Saturday, April 7, 2007

Why we should never regret dropping The Bomb on Japan

On September 2, 1945 - VJ Day, Bernard Williams was a Naval Aviator in Utility Squadron 13 located on Samar Island in the Philippine Islands. They had quite a celebration there when the news came of Japan's surrender.

Bernie, like most of us, was never aware of the extent of the planning for a massive invasion of the Japanese home islands.
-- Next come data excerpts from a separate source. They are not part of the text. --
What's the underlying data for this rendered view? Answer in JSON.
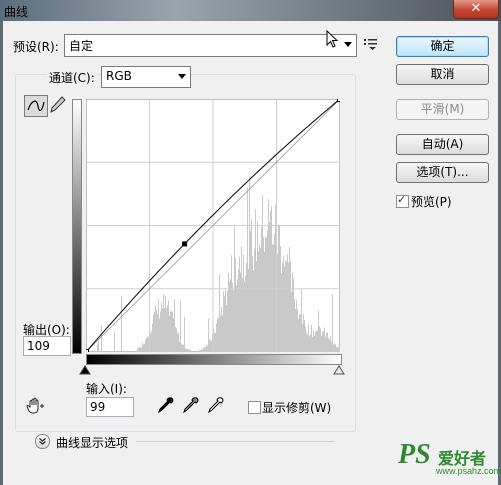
{
  "window": {
    "title": "曲线",
    "close_glyph": "✕"
  },
  "preset": {
    "label": "预设(R):",
    "value": "自定"
  },
  "channel": {
    "label": "通道(C):",
    "value": "RGB"
  },
  "buttons": {
    "ok": "确定",
    "cancel": "取消",
    "smooth": "平滑(M)",
    "auto": "自动(A)",
    "options": "选项(T)..."
  },
  "preview": {
    "label": "预览(P)",
    "checked": true
  },
  "output": {
    "label": "输出(O):",
    "value": "109"
  },
  "input": {
    "label": "输入(I):",
    "value": "99"
  },
  "clipping": {
    "label": "显示修剪(W)",
    "checked": false
  },
  "curve_display_options": {
    "label": "曲线显示选项"
  },
  "watermark": {
    "brand": "PS",
    "text": "爱好者",
    "url": "www.psahz.com"
  },
  "curve": {
    "point_in": 99,
    "point_out": 109
  }
}
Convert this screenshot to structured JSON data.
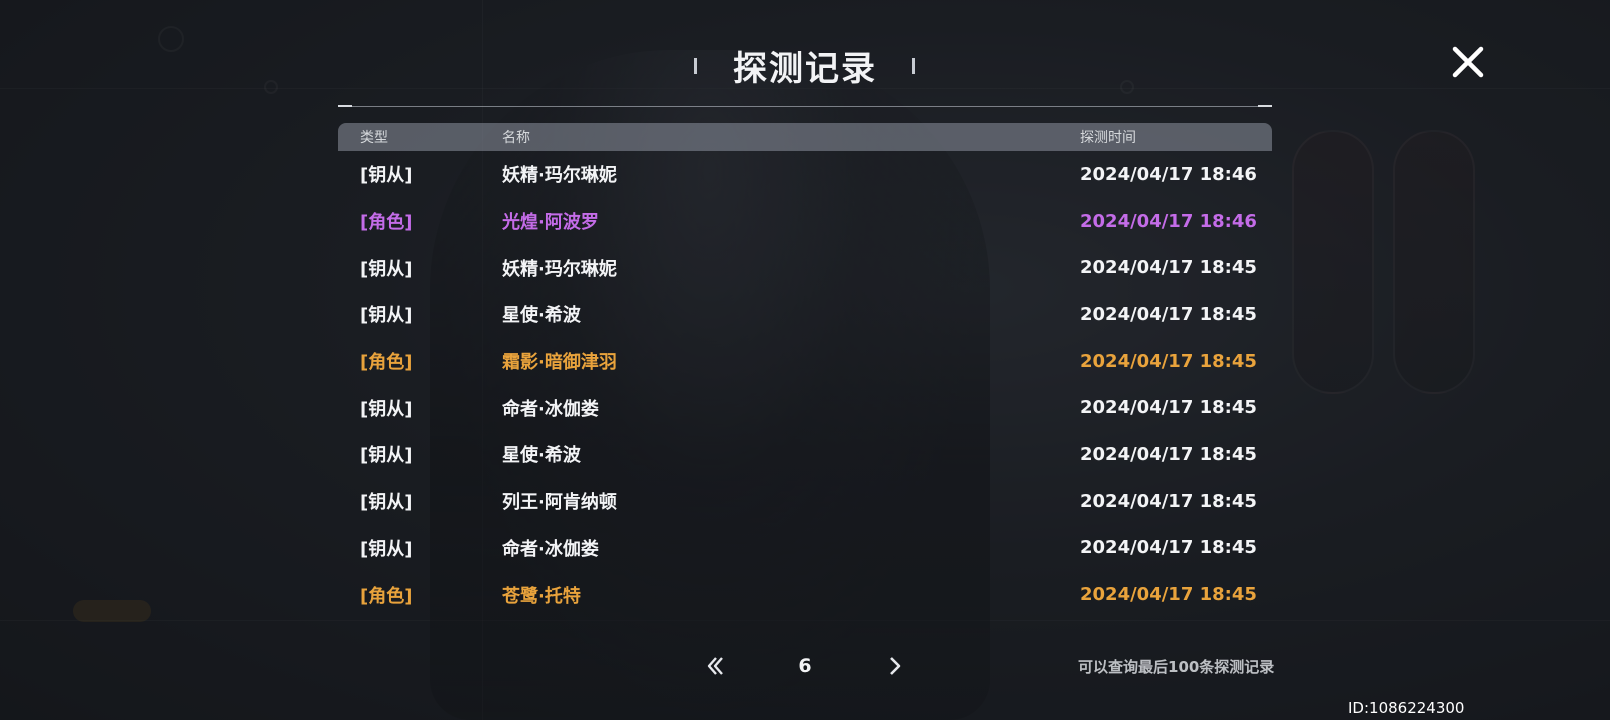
{
  "modal": {
    "title": "探测记录",
    "close_icon": "close-icon"
  },
  "table": {
    "headers": {
      "type": "类型",
      "name": "名称",
      "time": "探测时间"
    },
    "rows": [
      {
        "type": "[钥从]",
        "name": "妖精·玛尔琳妮",
        "time": "2024/04/17 18:46",
        "tone": "normal"
      },
      {
        "type": "[角色]",
        "name": "光煌·阿波罗",
        "time": "2024/04/17 18:46",
        "tone": "purple"
      },
      {
        "type": "[钥从]",
        "name": "妖精·玛尔琳妮",
        "time": "2024/04/17 18:45",
        "tone": "normal"
      },
      {
        "type": "[钥从]",
        "name": "星使·希波",
        "time": "2024/04/17 18:45",
        "tone": "normal"
      },
      {
        "type": "[角色]",
        "name": "霜影·暗御津羽",
        "time": "2024/04/17 18:45",
        "tone": "orange"
      },
      {
        "type": "[钥从]",
        "name": "命者·冰伽娄",
        "time": "2024/04/17 18:45",
        "tone": "normal"
      },
      {
        "type": "[钥从]",
        "name": "星使·希波",
        "time": "2024/04/17 18:45",
        "tone": "normal"
      },
      {
        "type": "[钥从]",
        "name": "列王·阿肯纳顿",
        "time": "2024/04/17 18:45",
        "tone": "normal"
      },
      {
        "type": "[钥从]",
        "name": "命者·冰伽娄",
        "time": "2024/04/17 18:45",
        "tone": "normal"
      },
      {
        "type": "[角色]",
        "name": "苍鹭·托特",
        "time": "2024/04/17 18:45",
        "tone": "orange"
      }
    ]
  },
  "pager": {
    "current_page": "6",
    "prev_icon": "chevron-left-icon",
    "next_icon": "chevron-right-icon"
  },
  "hint": "可以查询最后100条探测记录",
  "user_id": "ID:1086224300",
  "colors": {
    "normal": "#f3f4f6",
    "purple": "#c46ce8",
    "orange": "#e9a33c"
  }
}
The extent of the projected casualties from such an invasion makes the losses now happening in Iraq, though individually tragic, seem minimal.

In a recent email to some friends Bernie wrote, "I never had any regrets about the using of atomic bombs to end WW 2 and I thank God that it got me home to the states alive!"

At the time, Burnie did not realize that the use of those nuclear weapons averted what we now know, from the release of formerly classified documents, was
an invasion not found in the history books that saved the lives of perhaps millions of Allied (primarily US) and Japanese soldiers and Japanese civilians. Now that the books are open, it is very apparent that the dropping of atomic bombs on Hiroshima and Nagasaki were acts of mercy for the millions saved.

Thank you Bernie, for your service to our nation. Yours indeed was the Greatest Generation of the 20th Century. I pray that the likes of that generation will be with us again in the 21st Century, and perhaps they already are -- deployed in Iraq, Afganistan and elsewhere.

2 comments:

Anonymous said...

Very good point.

Did you also notice that for all the 'fears' of nuclear weapons, that nuclear weapons not only saved lives in WWII, they maintained a balance of power (some would say of terror) during the COld War, and have NOT been dangerous since?

Think of the millions killed in Communist China's Cultural Revolution, those killed by Pol Pot, genocides of Saddam, those killed in wars in Africa and the Rwanda genocide, or mideast wars since WWII, such as Iran-Iraq war that killed over a million. A death count of several million, some by weapons as primitive as machetes - none of them killed by nuclear weapons.

It's not the weapon but who wields it that makes it dangerous.

Lina said...

you should never regret dropping The bomb on Japan. Japanese do not feel guilty. They still do not know what is "WRONG". That is why it never stops farfetched claims about the territory of it's neighbouring country! Dokdo of South Korea too!